% CGRtools Tutorial % Dr. Ramil Nugmanov; Dr. Timur Madzhidov; Ravil Mukhametgaleev % Mar 25, 2019
(c) 2019, Dr. Ramil Nugmanov; Dr. Timur Madzhidov; Ravil Mukhametgaleev
Installation instructions of CGRtools package information and tutorial's files see on https://github.com/cimm-kzn/CGRtools
NOTE: Tutorial should be performed sequentially from the start. Random cell running will lead to unexpected results.
In [ ]:
import pkg_resources
if pkg_resources.get_distribution('CGRtools').version.split('.')[:2] != ['3', '1']:
print('WARNING. Tutorial was tested on 3.1 version of CGRtools')
else:
print('Welcome!')
In [ ]:
# load data for tutorial
from pickle import load
from traceback import format_exc
with open('molecules.dat', 'rb') as f:
molecules = load(f) # list of MoleculeContainer objects
with open('reactions.dat', 'rb') as f:
reactions = load(f) # list of ReactionContainer objects
m1, m2, m3, m4 = molecules # molecule
m7 = m3.copy()
m11 = m3.copy()
m11.standardize()
m7.standardize()
r1 = reactions[0] # reaction
m5 = r1.reactants[0]
m8 = m7.substructure([4, 5, 6, 7, 8, 9], as_view=False)
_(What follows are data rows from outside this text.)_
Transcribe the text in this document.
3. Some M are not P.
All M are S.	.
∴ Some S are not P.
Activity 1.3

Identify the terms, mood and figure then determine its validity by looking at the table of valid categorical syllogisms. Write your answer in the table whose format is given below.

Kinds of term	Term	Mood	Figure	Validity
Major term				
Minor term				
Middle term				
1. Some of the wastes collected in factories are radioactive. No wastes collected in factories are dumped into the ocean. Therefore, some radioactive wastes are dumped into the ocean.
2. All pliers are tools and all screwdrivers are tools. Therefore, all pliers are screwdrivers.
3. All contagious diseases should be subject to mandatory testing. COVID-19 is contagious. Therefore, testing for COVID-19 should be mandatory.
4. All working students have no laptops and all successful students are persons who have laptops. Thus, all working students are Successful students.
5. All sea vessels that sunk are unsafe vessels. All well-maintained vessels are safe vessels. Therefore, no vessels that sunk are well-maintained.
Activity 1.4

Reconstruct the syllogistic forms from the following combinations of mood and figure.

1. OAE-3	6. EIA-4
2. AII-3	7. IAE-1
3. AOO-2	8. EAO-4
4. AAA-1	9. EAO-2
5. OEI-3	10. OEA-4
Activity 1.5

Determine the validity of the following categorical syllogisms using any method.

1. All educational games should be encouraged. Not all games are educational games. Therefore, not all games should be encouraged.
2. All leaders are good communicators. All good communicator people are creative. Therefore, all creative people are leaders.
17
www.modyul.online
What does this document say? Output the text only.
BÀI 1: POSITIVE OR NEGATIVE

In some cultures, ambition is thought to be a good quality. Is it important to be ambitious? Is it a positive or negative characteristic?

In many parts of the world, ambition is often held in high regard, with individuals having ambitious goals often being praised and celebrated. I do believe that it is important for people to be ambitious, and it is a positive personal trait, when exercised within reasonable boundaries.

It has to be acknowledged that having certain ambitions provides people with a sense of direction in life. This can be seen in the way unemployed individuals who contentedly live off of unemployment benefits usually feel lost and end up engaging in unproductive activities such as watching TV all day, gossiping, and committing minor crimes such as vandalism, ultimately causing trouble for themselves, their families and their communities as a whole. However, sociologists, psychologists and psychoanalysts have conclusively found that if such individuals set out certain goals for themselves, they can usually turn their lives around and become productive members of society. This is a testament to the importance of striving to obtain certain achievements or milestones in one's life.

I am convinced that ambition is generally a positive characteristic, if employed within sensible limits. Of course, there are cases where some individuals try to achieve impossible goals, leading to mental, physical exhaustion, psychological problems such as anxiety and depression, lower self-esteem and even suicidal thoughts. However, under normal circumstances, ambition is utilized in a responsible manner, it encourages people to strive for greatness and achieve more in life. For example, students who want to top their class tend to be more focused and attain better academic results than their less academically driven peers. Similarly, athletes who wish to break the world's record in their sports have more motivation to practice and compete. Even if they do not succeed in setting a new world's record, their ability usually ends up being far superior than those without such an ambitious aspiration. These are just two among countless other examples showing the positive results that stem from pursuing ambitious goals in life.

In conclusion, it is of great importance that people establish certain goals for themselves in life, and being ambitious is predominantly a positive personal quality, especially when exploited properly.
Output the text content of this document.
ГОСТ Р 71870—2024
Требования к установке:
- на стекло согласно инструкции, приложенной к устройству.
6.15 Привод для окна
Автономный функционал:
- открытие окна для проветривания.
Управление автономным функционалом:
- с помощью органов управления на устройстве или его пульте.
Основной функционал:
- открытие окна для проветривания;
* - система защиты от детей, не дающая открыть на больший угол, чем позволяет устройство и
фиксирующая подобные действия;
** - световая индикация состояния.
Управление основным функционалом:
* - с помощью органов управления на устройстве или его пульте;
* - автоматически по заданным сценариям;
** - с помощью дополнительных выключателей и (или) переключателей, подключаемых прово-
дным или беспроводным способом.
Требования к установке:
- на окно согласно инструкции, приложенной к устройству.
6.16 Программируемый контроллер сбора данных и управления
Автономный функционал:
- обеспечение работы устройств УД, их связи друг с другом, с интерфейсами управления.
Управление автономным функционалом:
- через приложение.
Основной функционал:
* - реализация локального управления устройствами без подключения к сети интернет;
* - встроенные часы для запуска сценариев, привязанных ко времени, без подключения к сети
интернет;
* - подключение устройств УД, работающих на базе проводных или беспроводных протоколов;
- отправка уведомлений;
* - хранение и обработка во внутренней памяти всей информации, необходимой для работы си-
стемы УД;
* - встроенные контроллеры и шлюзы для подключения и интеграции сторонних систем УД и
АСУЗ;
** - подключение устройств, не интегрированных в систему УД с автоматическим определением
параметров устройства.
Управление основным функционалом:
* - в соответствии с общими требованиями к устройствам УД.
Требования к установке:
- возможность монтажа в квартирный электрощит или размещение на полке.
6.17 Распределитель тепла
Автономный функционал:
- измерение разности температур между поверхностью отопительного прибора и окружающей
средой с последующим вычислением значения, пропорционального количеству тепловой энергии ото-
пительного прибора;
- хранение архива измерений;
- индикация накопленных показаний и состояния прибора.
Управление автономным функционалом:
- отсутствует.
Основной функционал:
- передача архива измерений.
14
m10 = r1.products[0].copy()
CGRtools has subpackage containers with data structures classes:
In [ ]:
from CGRtools.containers import * # import all containers
Molecules are represented as undirected graphs. Molecules contain Atom objects and Bond objects.
Atom objects are represented as dictionary with unique number for each atom as key.
Bond objects are stored as sparse matrix with adjacent atoms pair as keys for rows and columns.
Hereafter, atom number is unique integer used to enumerate atoms in molecule. Please, don't confuse it with element number in Periodic Table, hereafter called element number.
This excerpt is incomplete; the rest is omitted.